Nerves seized my heart and I sat up, too, clutching my pillow. I didn't want him to say anything else, because I was pretty certain of what he'd say. We had, in fact, spent most of the past couple days not-quite-actively avoiding serious talk, which was made easier by me having to work. That made the hours we had together a little more precious, and neither of us had wanted to gum them up with anything other than living in the moment. It took everything I had to whisper, “What's going to be hard?”

“My grandfather bought me a plane ticket home last night, so I could be there for Christmas evening. It leaves SeaTac at ten-thirty.” Coyote shot me an apologetic look and I shook it off even as a pang cut through me.

“You've been unconscious for months. I don't blame him for wanting you home for Christmas.” I wanted him
here
for Christmas, but I wasn't quite selfish enough to say so aloud. Or maybe I wasn't quite brave enough. “That's not the hard part, is it.”

“You're not supposed to know me that well. No, the hard part…it'd be easier to teach you if we were together. In the same place, I mean,” he said hastily, and then, less certainly, “And maybe together, too. I know you can't today, but…but you could come with me, Jo.”

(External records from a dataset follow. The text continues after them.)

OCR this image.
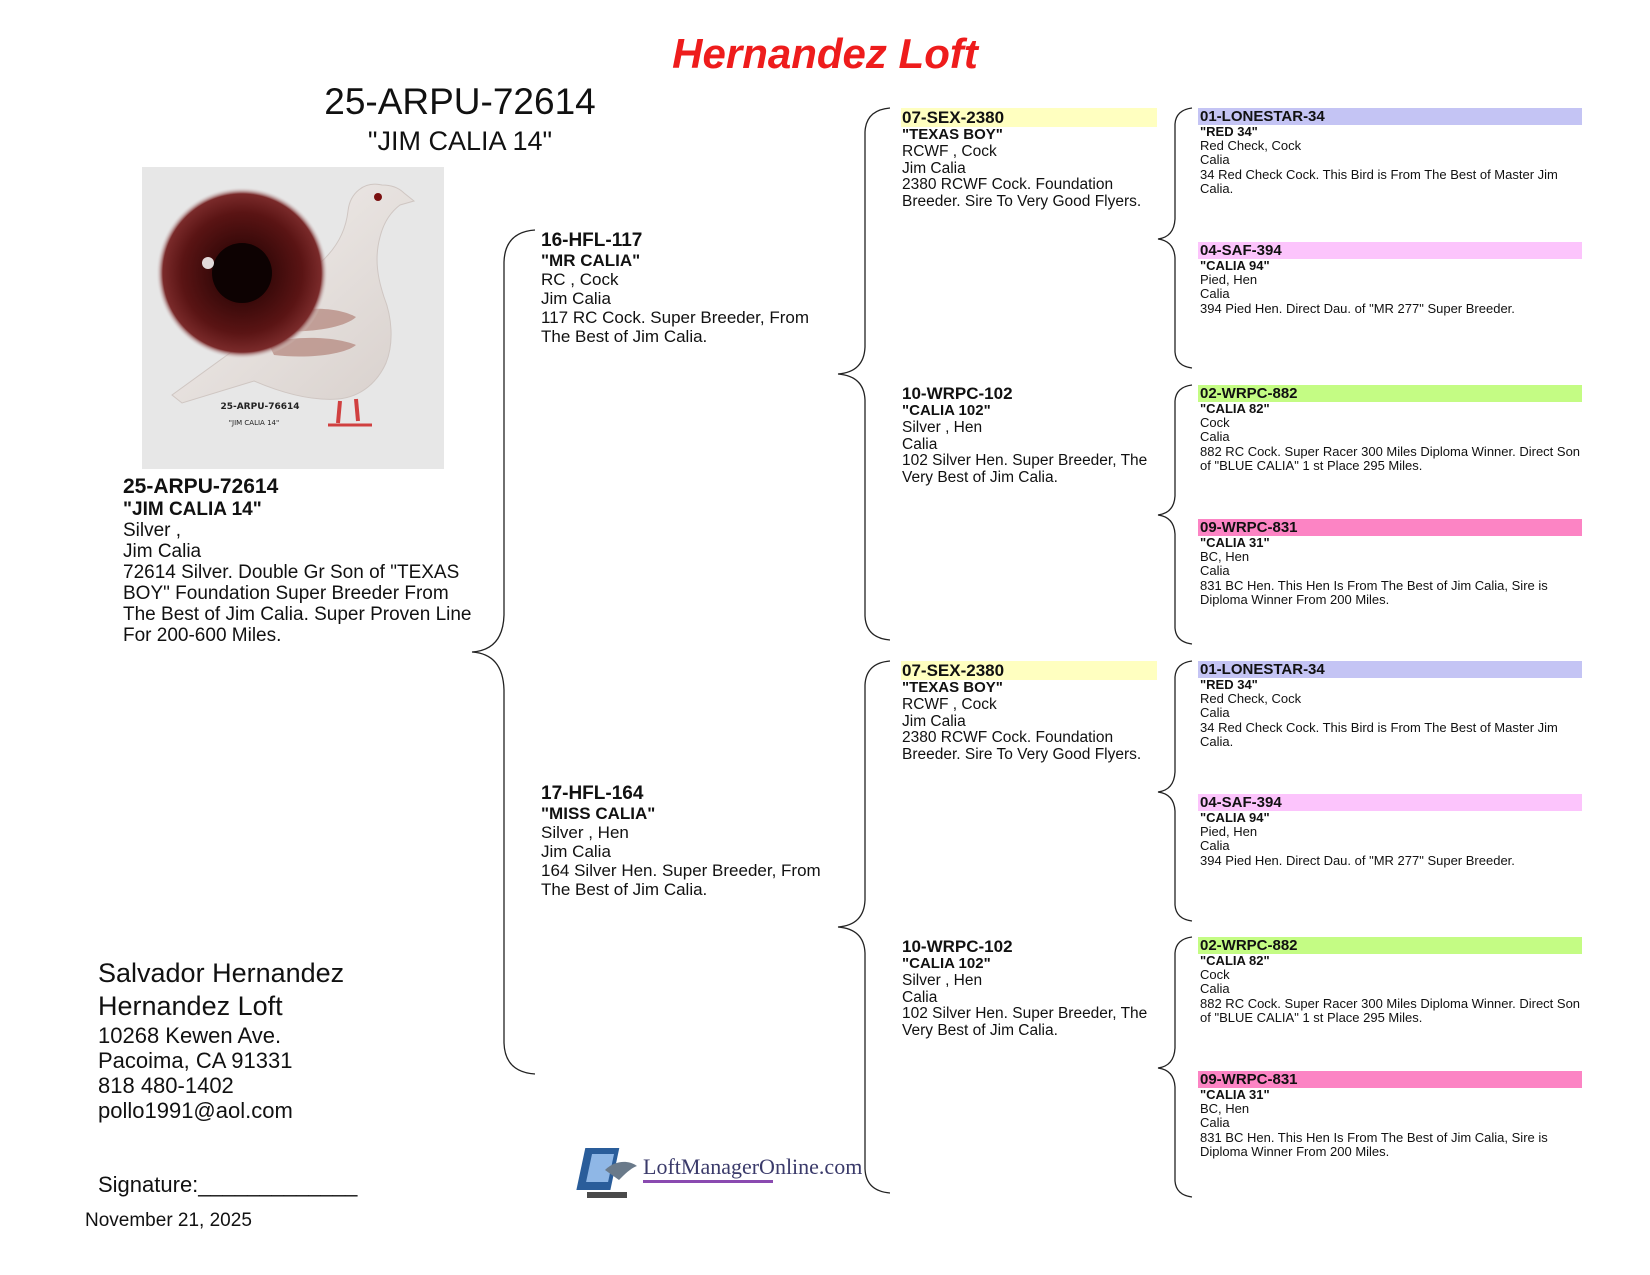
Hernandez Loft
25-ARPU-72614
"JIM CALIA 14"
25-ARPU-76614
"JIM CALIA 14"
25-ARPU-72614
"JIM CALIA 14"
Silver ,
Jim Calia
72614 Silver. Double Gr Son of "TEXAS BOY" Foundation Super Breeder From The Best of Jim Calia. Super Proven Line For 200-600 Miles.
16-HFL-117
"MR CALIA"
RC , Cock
Jim Calia
117 RC Cock. Super Breeder, From The Best of Jim Calia.
17-HFL-164
"MISS CALIA"
Silver , Hen
Jim Calia
164 Silver Hen. Super Breeder, From The Best of Jim Calia.
07-SEX-2380
"TEXAS BOY"
RCWF , Cock
Jim Calia
2380 RCWF Cock. Foundation Breeder. Sire To Very Good Flyers.
10-WRPC-102
"CALIA 102"
Silver , Hen
Calia
102 Silver Hen. Super Breeder, The Very Best of Jim Calia.
07-SEX-2380
"TEXAS BOY"
RCWF , Cock
Jim Calia
2380 RCWF Cock. Foundation Breeder. Sire To Very Good Flyers.
10-WRPC-102
"CALIA 102"
Silver , Hen
Calia
102 Silver Hen. Super Breeder, The Very Best of Jim Calia.
01-LONESTAR-34
"RED 34"
Red Check, Cock
Calia
34 Red Check Cock. This Bird is From The Best of Master Jim Calia.
04-SAF-394
"CALIA 94"
Pied, Hen
Calia
394 Pied Hen. Direct Dau. of "MR 277" Super Breeder.
02-WRPC-882
"CALIA 82"
Cock
Calia
882 RC Cock. Super Racer 300 Miles Diploma Winner. Direct Son of "BLUE CALIA" 1 st Place 295 Miles.
09-WRPC-831
"CALIA 31"
BC, Hen
Calia
831 BC Hen. This Hen Is From The Best of Jim Calia, Sire is Diploma Winner From 200 Miles.
01-LONESTAR-34
"RED 34"
Red Check, Cock
Calia
34 Red Check Cock. This Bird is From The Best of Master Jim Calia.
04-SAF-394
"CALIA 94"
Pied, Hen
Calia
394 Pied Hen. Direct Dau. of "MR 277" Super Breeder.
02-WRPC-882
"CALIA 82"
Cock
Calia
882 RC Cock. Super Racer 300 Miles Diploma Winner. Direct Son of "BLUE CALIA" 1 st Place 295 Miles.
09-WRPC-831
"CALIA 31"
BC, Hen
Calia
831 BC Hen. This Hen Is From The Best of Jim Calia, Sire is Diploma Winner From 200 Miles.
Salvador Hernandez
Hernandez Loft
10268 Kewen Ave.
Pacoima, CA 91331
818 480-1402
pollo1991@aol.com
LoftManagerOnline.com
Signature:_____________
November 21, 2025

I bent my head over the pillow, eyes closed. That was exactly what I'd thought he was going to say, and it made a hard little helpless place inside me. It took a long time to speak, and even then my voice was small and tight. “You're the shape of my dreams, Coyote. You came to me in my sleep when I was a girl and taught me magic, and now you're here and alive and beautiful and I—” I stumbled over the words so hard I almost swallowed my tongue, but I met his eyes so he could see me saying them: “I love you. You're my dreams come true. And this was going to happen,” I said even more quietly, and mostly to myself. “Right from the moment you came back, this was going to happen. And it isn't fair, because it would break my heart to go and it'll break my heart to stay.”

“But you're going to stay,” Coyote said very softly. He glanced down as I slumped over my pillow. “I knew you would. I still had to ask.” He touched my chin, making me raise my eyes, and offered a shaky smile. “Hey, I'll be back up here, you know. I've got to come back up when the weather clears so I can drive the Chief home. Maybe you won't be able to say no a second time.”

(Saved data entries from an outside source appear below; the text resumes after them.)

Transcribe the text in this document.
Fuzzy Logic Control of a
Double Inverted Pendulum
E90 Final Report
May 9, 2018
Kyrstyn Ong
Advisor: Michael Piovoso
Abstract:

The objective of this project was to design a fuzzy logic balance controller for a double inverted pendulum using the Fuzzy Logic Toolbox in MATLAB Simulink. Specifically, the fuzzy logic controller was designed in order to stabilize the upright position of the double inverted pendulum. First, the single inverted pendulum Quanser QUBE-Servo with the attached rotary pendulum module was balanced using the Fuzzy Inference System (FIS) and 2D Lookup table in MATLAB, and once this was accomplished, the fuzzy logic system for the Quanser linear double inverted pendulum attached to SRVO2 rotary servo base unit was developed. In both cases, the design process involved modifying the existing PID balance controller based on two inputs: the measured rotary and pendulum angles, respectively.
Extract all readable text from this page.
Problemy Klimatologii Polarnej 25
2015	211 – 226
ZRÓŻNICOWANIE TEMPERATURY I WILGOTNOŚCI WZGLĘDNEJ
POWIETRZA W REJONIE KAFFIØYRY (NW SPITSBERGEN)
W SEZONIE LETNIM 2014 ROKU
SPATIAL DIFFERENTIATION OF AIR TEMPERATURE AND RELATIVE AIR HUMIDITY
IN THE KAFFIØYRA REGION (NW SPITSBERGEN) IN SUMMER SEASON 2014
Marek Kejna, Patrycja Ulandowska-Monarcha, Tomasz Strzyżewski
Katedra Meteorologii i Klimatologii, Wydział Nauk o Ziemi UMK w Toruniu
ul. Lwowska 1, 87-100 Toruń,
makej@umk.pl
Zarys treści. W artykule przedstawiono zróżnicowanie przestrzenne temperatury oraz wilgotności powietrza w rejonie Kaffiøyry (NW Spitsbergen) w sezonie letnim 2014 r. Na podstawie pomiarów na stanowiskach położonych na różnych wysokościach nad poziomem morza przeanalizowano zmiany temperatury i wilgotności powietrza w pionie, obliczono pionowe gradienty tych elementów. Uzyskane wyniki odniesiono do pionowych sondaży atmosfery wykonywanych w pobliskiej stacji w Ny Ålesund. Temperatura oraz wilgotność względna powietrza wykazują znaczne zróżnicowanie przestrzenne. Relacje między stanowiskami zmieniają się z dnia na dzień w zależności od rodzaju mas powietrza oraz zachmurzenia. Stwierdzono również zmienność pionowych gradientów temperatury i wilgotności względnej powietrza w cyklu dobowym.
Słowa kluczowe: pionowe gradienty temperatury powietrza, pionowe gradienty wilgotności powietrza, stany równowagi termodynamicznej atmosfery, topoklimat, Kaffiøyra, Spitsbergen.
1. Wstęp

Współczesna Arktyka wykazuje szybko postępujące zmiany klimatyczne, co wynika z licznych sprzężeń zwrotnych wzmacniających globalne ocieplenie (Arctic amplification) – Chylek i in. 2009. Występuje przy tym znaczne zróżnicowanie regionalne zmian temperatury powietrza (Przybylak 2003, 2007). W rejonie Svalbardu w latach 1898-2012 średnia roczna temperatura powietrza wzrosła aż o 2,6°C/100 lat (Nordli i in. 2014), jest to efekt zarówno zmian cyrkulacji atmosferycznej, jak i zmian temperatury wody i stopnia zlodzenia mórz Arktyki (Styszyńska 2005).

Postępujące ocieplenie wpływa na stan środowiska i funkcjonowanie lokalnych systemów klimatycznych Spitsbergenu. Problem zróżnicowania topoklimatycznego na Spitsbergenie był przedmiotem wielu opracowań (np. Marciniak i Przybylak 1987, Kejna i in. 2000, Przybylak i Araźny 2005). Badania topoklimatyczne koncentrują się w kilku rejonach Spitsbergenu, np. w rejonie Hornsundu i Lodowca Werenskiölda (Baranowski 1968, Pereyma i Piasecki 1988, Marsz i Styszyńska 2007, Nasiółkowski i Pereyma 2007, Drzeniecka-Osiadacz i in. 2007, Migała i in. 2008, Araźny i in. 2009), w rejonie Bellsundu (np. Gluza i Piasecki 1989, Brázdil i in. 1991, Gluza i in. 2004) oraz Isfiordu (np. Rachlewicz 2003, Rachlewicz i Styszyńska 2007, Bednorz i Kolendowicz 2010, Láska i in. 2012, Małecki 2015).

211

“Maybe I won't.” That idea hurt as much as the other. I snuffled and Coyote's gaze softened. He pulled me against his chest, and we stayed there, silent, until the alarm went off and it was time for me to go to work.

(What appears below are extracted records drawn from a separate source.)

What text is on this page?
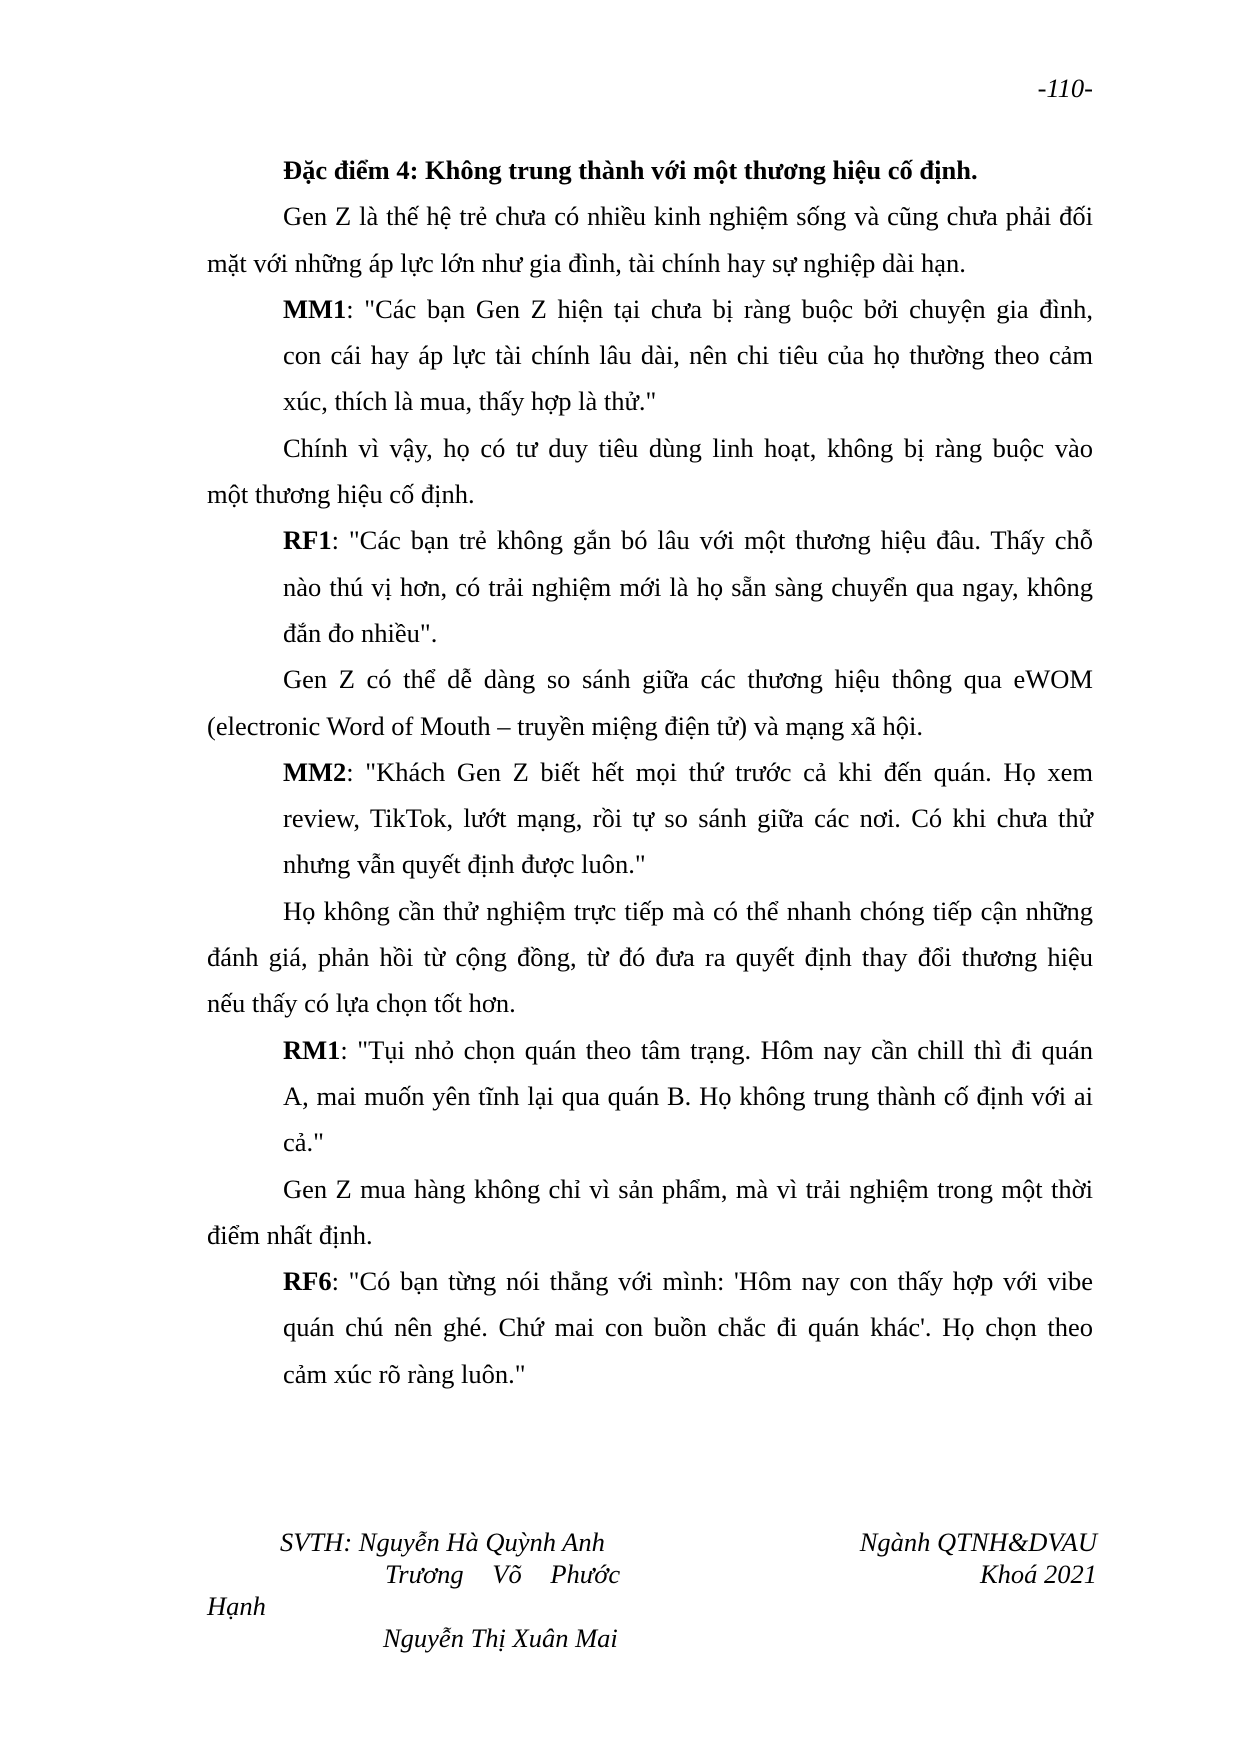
-110-
Đặc điểm 4: Không trung thành với một thương hiệu cố định.
Gen Z là thế hệ trẻ chưa có nhiều kinh nghiệm sống và cũng chưa phải đối
mặt với những áp lực lớn như gia đình, tài chính hay sự nghiệp dài hạn.
MM1: "Các bạn Gen Z hiện tại chưa bị ràng buộc bởi chuyện gia đình,
con cái hay áp lực tài chính lâu dài, nên chi tiêu của họ thường theo cảm
xúc, thích là mua, thấy hợp là thử."
Chính vì vậy, họ có tư duy tiêu dùng linh hoạt, không bị ràng buộc vào
một thương hiệu cố định.
RF1: "Các bạn trẻ không gắn bó lâu với một thương hiệu đâu. Thấy chỗ
nào thú vị hơn, có trải nghiệm mới là họ sẵn sàng chuyển qua ngay, không
đắn đo nhiều".
Gen Z có thể dễ dàng so sánh giữa các thương hiệu thông qua eWOM
(electronic Word of Mouth – truyền miệng điện tử) và mạng xã hội.
MM2: "Khách Gen Z biết hết mọi thứ trước cả khi đến quán. Họ xem
review, TikTok, lướt mạng, rồi tự so sánh giữa các nơi. Có khi chưa thử
nhưng vẫn quyết định được luôn."
Họ không cần thử nghiệm trực tiếp mà có thể nhanh chóng tiếp cận những
đánh giá, phản hồi từ cộng đồng, từ đó đưa ra quyết định thay đổi thương hiệu
nếu thấy có lựa chọn tốt hơn.
RM1: "Tụi nhỏ chọn quán theo tâm trạng. Hôm nay cần chill thì đi quán
A, mai muốn yên tĩnh lại qua quán B. Họ không trung thành cố định với ai
cả."
Gen Z mua hàng không chỉ vì sản phẩm, mà vì trải nghiệm trong một thời
điểm nhất định.
RF6: "Có bạn từng nói thẳng với mình: 'Hôm nay con thấy hợp với vibe
quán chú nên ghé. Chứ mai con buồn chắc đi quán khác'. Họ chọn theo
cảm xúc rõ ràng luôn."
SVTH: Nguyễn Hà Quỳnh Anh
Trương Võ Phước
Hạnh
Nguyễn Thị Xuân Mai
Ngành QTNH&DVAU
Khoá 2021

When I got out of the shower there was a flat rectangular black velvet box on my pillow. Not a ring box, but it didn't
have to be: even as it was, it made my stomach lurch so hard I actually got dizzy. I hung on to the bathroom door frame for a couple seconds, just staring at the box before the penny dropped and I snatched it up to run into the living room shouting, “Coyote? Cyrano?
Cyrano!

He was gone. He was gone, and I'd known it on some level from the instant I saw the box. I knelt on the living room floor, wearing a towel and nothing else, working up the nerve to open the damned box. I was already late for work by the time I made myself do it.

Four earrings lay inside it. Two were gold wraps. One was a bird, so stylized you had to know me to know it was a raven. The other was more obviously a snake, with a rattle and all.

The other two were a wire pair, meant for pierced ears, which I'd never had. I got to my feet and went into the bathroom, stopping for a needle on my way.

Popping the needle through my lobes didn't hurt at all, nor did threading the earrings through the raw holes. It only took a whisper of healing power to seal the damage over, and then I stood looking at myself in the mirror like I was a stranger. Looking at the earrings, made of bone so smooth it seemed shaped, rather than carved.